Physiological Response to Moderate Exercise Workloads in a Pulmonary Rehabilitation Program in Patients With Airflow Obstruction: Rehabilitation Program
The patients performed an incremental symptom-limited cycle ergometer test that included a 3-min rest period and 3 min of unloaded pedaling, followed by an increase in work rate (WR) of 10 W every minute from a starting work rate of 20 W until exhaustion was apparent from the inability to maintain the pedaling cadence above 40 revolutions/min. The peak WR was defined as the highest work level reached and maintained for a full minute.

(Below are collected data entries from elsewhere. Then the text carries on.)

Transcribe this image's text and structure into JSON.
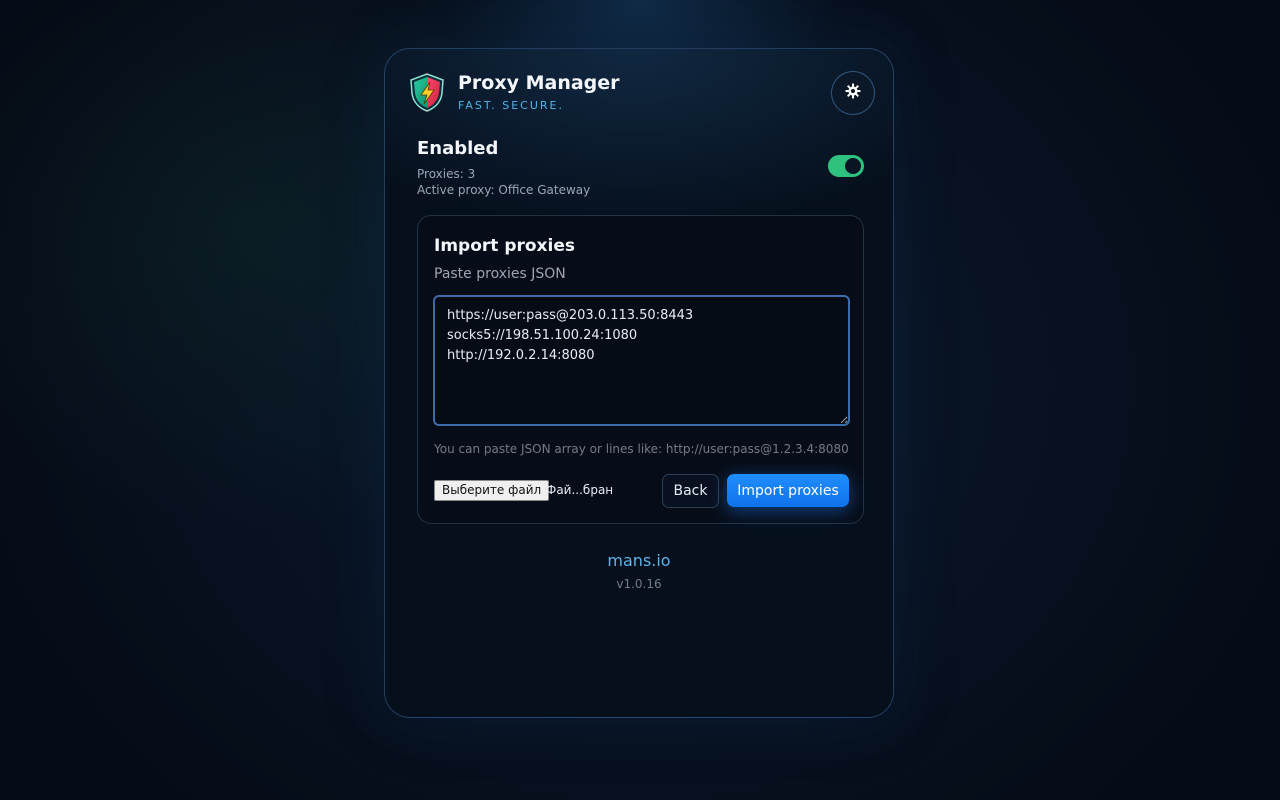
{
  "header": {
    "title": "Proxy Manager",
    "tagline": "FAST. SECURE.",
    "logo_icon": "shield-lightning-icon",
    "settings_icon": "gear-icon"
  },
  "status": {
    "title": "Enabled",
    "proxies_line": "Proxies: 3",
    "active_line": "Active proxy: Office Gateway",
    "toggle_on": true
  },
  "import": {
    "title": "Import proxies",
    "subtitle": "Paste proxies JSON",
    "textarea_value": "https://user:pass@203.0.113.50:8443\nsocks5://198.51.100.24:1080\nhttp://192.0.2.14:8080",
    "hint": "You can paste JSON array or lines like: http://user:pass@1.2.3.4:8080",
    "file_button_label": "Выберите файл",
    "file_status": "Фай...бран",
    "back_label": "Back",
    "import_label": "Import proxies"
  },
  "footer": {
    "link": "mans.io",
    "version": "v1.0.16"
  },
  "colors": {
    "accent": "#1f8eff",
    "toggle": "#2ec27e",
    "link": "#5cb2e8",
    "tagline": "#4fb4e8"
  }
}
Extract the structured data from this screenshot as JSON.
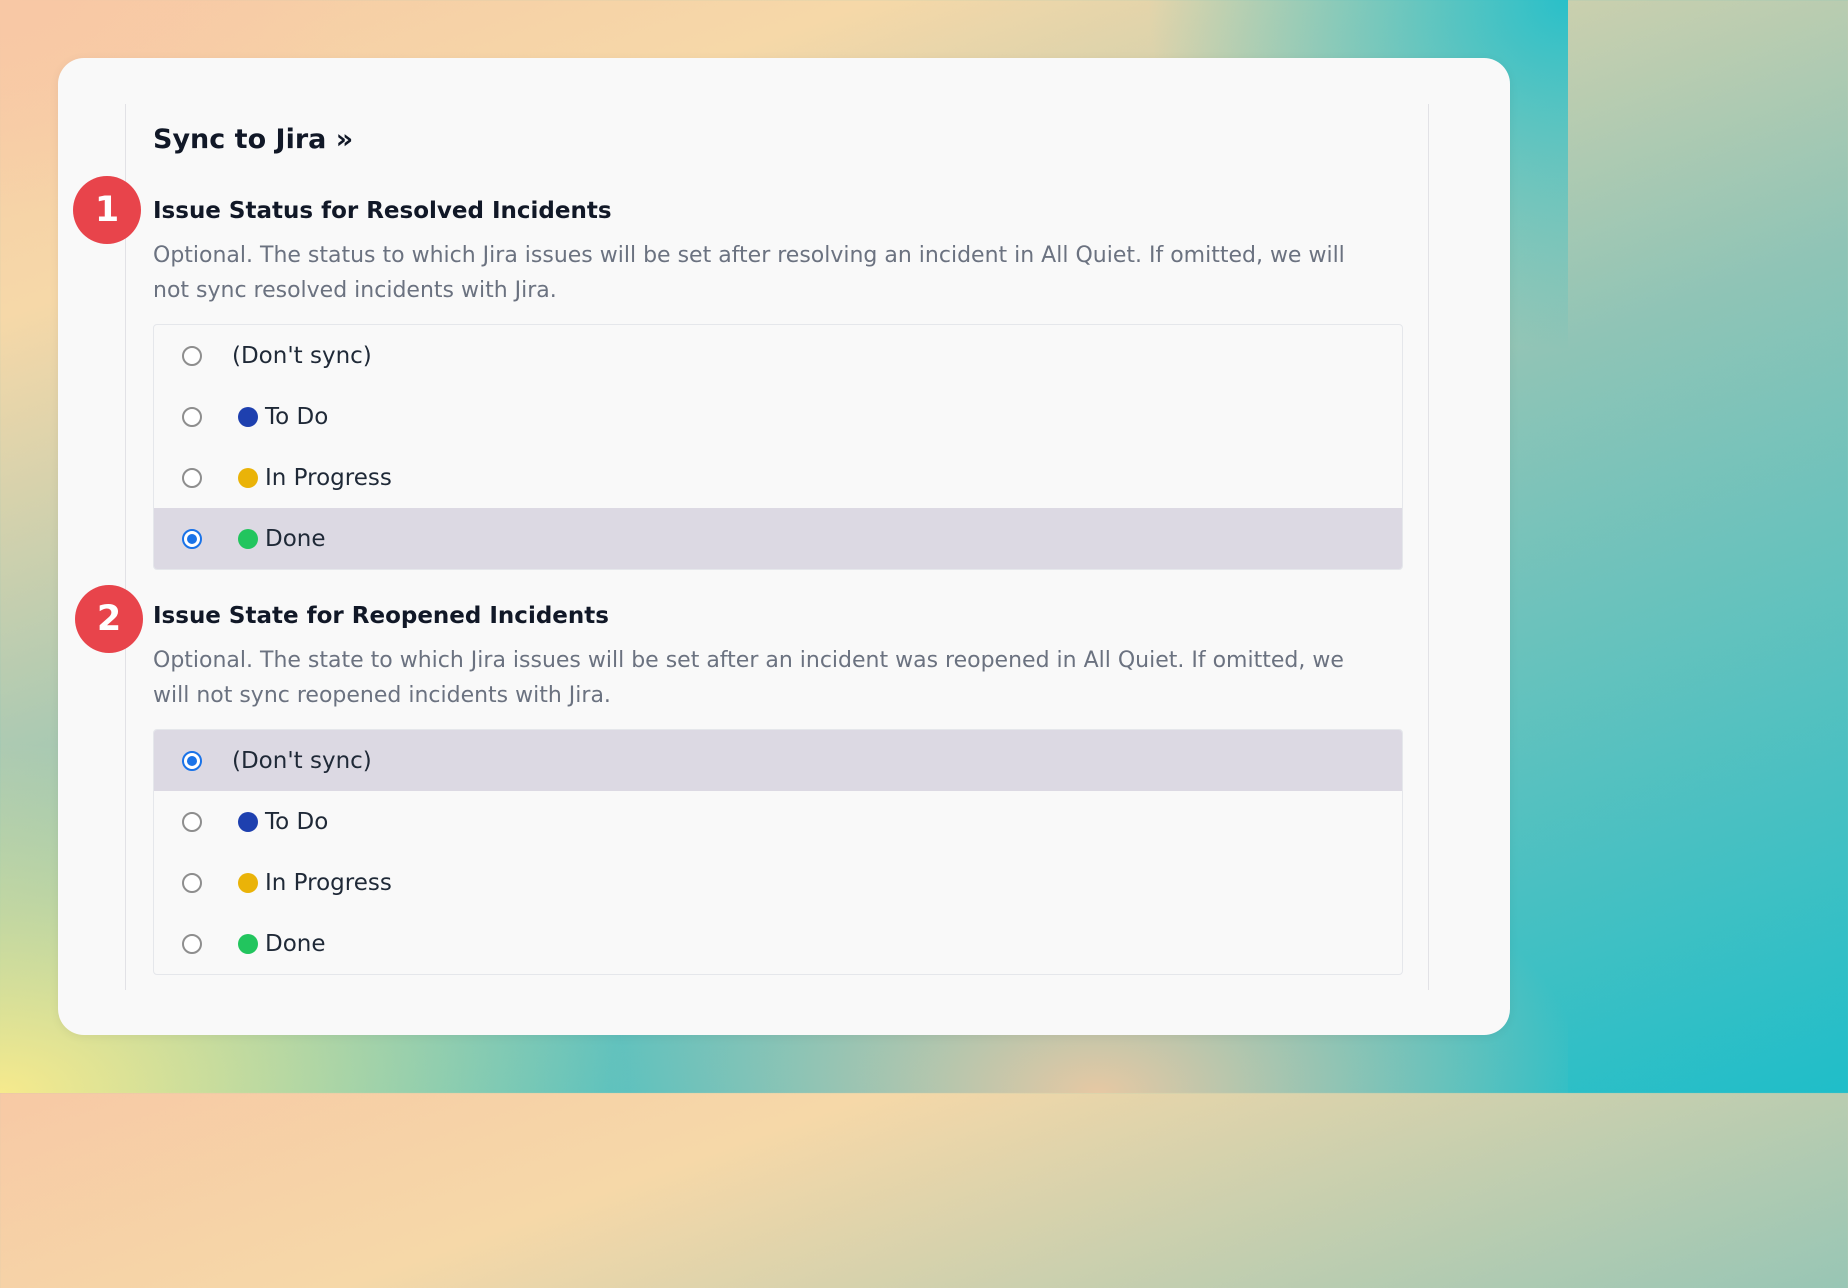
{
  "page": {
    "title": "Sync to Jira »"
  },
  "colors": {
    "step_badge": "#e8444b",
    "selected_row": "#dcd9e3",
    "radio_selected": "#1a73e8",
    "status_todo": "#1e40af",
    "status_in_progress": "#eab308",
    "status_done": "#22c55e"
  },
  "steps": [
    {
      "label": "1"
    },
    {
      "label": "2"
    }
  ],
  "sections": [
    {
      "heading": "Issue Status for Resolved Incidents",
      "description": "Optional. The status to which Jira issues will be set after resolving an incident in All Quiet. If omitted, we will not sync resolved incidents with Jira.",
      "selected": "Done",
      "options": [
        {
          "label": "(Don't sync)",
          "dot": null
        },
        {
          "label": "To Do",
          "dot": "#1e40af"
        },
        {
          "label": "In Progress",
          "dot": "#eab308"
        },
        {
          "label": "Done",
          "dot": "#22c55e"
        }
      ]
    },
    {
      "heading": "Issue State for Reopened Incidents",
      "description": "Optional. The state to which Jira issues will be set after an incident was reopened in All Quiet. If omitted, we will not sync reopened incidents with Jira.",
      "selected": "(Don't sync)",
      "options": [
        {
          "label": "(Don't sync)",
          "dot": null
        },
        {
          "label": "To Do",
          "dot": "#1e40af"
        },
        {
          "label": "In Progress",
          "dot": "#eab308"
        },
        {
          "label": "Done",
          "dot": "#22c55e"
        }
      ]
    }
  ]
}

The rehabilitation strategy was a comprehensive program that included modalities of exercise training, breathing control techniques, disease education, and instruction in the use of medication. There was no weight training component. The exercise training component consisted of the following sequence: (1) cycling on a calibrated cycle ergometer (824E; Monark; ); (2) walking on level ground; and finally (3) walking on an inclined nonmotorized treadmill (Woodway; Waukesha, WA) for a total of 60 min (including periods of rest) twice weekly for 12 consecutive weeks. The exercise training protocol is shown in Figure 1. Monitoring during exercise sessions was conducted by a physiotherapist and involved measurements of HR and Sao2.
The initial exercise level for cycling was defined as previously described by Niederman et al, namely 50% of the maximal WR attained in the baseline incremental symptom-limited cycle ergometer evaluation. Hence, at the first exercise session, patients cycled at this workload for 20 min unless symptomatic (leg pain, severe dyspnea) or physiologic end points (a HR > 80% of the maximal age-predicted HR or Sao2 < 85%) were exceeded earlier. At subsequent sessions, this same WR was applied until the patient could sustain it for 20 min. birthcontroltab.com
The exercise prescription was revised weekly by a physiologist. Once an individual could exercise at the prescribed work level for 20 min, the WR was increased by approximately 25%, and again this level was continued until it could be sustained for 20 min. Following the completion of cycling exercise, the patients walked on the horizontal for 10 min at a training intensity that was targeted at the highest pace that could be tolerated by each individual patient. The targeted walking speed was gauged to result in a HR of approximately 70% of the maximal age-predicted HR. Walking on the horizontal was subsequently followed by five 1-min bouts on a treadmill with 10% inclination at a speed of 3.0 km/h, unless the previously described symptomatic or physiologic end points were exceeded earlier. The patients who were unable at the beginning of the program to exercise for a full minute were allowed to stop before attempting again. Each 1-min bout was followed by 1 min of rest. The walking exercise prescription was kept constant throughout the 12 weeks. The patients exercised at a fairly steady WR for the entire duration of the three exercise modes, with only 5 min of cool-down periods on the bicycle ergometer at a low pedaling frequency, and three 5-min rest periods in between the remaining exercise modes (Fig 1).
Figure 1. Diagram of the exercise rehabilitation training program.